Apache Lucene and Apache Solr have become almost generic synonyms for open source search. Lucene is also a key element of the ElasticSearch stack and some commercial vendors make use of it, including IBM and Attivio. Over the last couple of years there has been quite a lot of debate about the respective merits of Solr vs Elastic, and I’m not going to take sides. However now a new open source index candidate has been released by Yahoo! with the name of Vespa. (I realise that Hadoop is open source but humour me for the purposes of this post!). According to an introduction to Vespa by Jon Bratseth the business case is that “serving search results often involves more than looking up items by ID or computing a few numbers from a model. Many applications need to compute over large datasets at serving time. Two well-known examples are search and recommendation. To deliver a search result or a list of recommended articles to a user, you need to find all the items matching the query, determine how good each item is for the particular request using a relevance/recommendation model, organize the matches to remove duplicates, add navigation aids, and then return a response to the user. As these computations depend on features of the request, such as the user’s query or interests, it won’t do to compute the result upfront. It must be done at serving time, and since a user is waiting, it has to be done fast. Combining speedy completion of the aforementioned operations with the ability to perform them over large amounts of data requires a lot of infrastructure – distributed algorithms, data distribution and management, efficient data structures and memory management, and more. This is what Vespa provides in a neatly-packaged and easy to use engine.” He has also written a good (though undated!) blog post which has a schematic of the architecture.
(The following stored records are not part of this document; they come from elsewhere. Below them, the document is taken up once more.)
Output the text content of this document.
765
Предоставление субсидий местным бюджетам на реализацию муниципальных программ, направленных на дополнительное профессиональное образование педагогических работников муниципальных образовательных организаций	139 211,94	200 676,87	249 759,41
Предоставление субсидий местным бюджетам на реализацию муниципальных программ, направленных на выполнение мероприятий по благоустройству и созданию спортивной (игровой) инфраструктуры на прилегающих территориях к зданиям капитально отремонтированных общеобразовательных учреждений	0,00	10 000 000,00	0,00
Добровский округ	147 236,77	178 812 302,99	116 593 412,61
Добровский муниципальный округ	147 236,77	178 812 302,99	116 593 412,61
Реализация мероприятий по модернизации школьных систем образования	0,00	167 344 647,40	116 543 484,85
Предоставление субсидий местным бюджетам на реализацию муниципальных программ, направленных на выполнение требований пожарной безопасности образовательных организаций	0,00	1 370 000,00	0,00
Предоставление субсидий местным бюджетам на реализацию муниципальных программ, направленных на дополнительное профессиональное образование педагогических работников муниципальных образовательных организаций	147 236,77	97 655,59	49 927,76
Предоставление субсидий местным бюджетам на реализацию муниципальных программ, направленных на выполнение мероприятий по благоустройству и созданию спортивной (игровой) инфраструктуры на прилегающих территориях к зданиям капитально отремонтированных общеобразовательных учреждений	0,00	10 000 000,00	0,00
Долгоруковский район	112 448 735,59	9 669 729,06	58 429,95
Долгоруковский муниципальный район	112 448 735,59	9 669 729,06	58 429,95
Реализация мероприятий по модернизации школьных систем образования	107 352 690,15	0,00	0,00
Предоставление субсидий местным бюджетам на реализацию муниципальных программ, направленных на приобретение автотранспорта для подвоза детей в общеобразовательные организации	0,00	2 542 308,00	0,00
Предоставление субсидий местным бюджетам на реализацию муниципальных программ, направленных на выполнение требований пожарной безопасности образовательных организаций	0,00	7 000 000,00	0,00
The software has an interesting back story which starts with AlltheWeb in 1999, which came out of the same search team that developed FAST Search and Transfer, It was technically very sophisticated but Google had the momentum and AlltheWeb found it difficult to gain market share. At around the same time GoTo.com was developing pay-for-placement search services. In 2001 GoTo.com changed its name to Overture, purchased Allthe Web and Alta Vista and then in 2003 Overture was acquired by Yahoo! In 2006 IBM and Yahoo! collaborated on the IBM Omnifind Yahoo edition, which was built on Lucene (though that was not visibly disclosed) and was a free enterprise-level search application for up to 500,000 documents. It worked quite well, arguably too well, and IBM withdrew the product in 2010. Back at Yahoo! there was a significant amount of search development taking place, including bringing Doug Cutting on board in 2006 to continue the development of Hadoop. I should say at this stage that despite the gradual decline of Yahoo! the quality of research and development in its laboratories around the world was of the highest order. In 2016 the labs were closed down and integrated into Yahoo! Research.

The story continues under Verizon, which acquired AOL in 2015 and most of Yahoo’s operating divisions in 2017, bringing them together under the name of Oath. Now we are seeing the results of many years of development and the rebuilding of Vespa from an internal application running many of the Yahoo! sites into an open source offering. Why they called it Vespa when there already is a software product called Vespa I have no idea. Be that as it may, the quality of the documentation is first class. I will admit to having some difficulty getting my head around the ranking model, which makes extensive use of tensor mathematics. That is interesting from the viewpoint of both being a novel approach to ranking and being one of the reasons for the very fast processing speed.

So far the only comparison between Lucene and Vespa that I have seen comes from Matt Overstreet at OpenSource Connections, and he also focuses in on the ranking engine, which is one of the major differentiators with Lucene. Vespa can be downloaded from GitHub. Unlike Lucene and Solr it is not an Apache project, at least at present. I think that the arrival of Vespa is very timely, given the computation requirements of content analytics. I suspect the release to open source is because Yahoo! is not in the software development and support business and recognises the value of having a community take on the development. Which is why the documentation is so comprehensive!  It will not be an over-night game-changer but it promises solutions to many emerging problems in search and my expectation is that development momentum will build quickly. A good indicator will be how quickly O’Reilly Media adds a Vespa book to its list of titles! It certainly does not mean the end of Lucene – but now you will have a choice of index management technology.

Martin White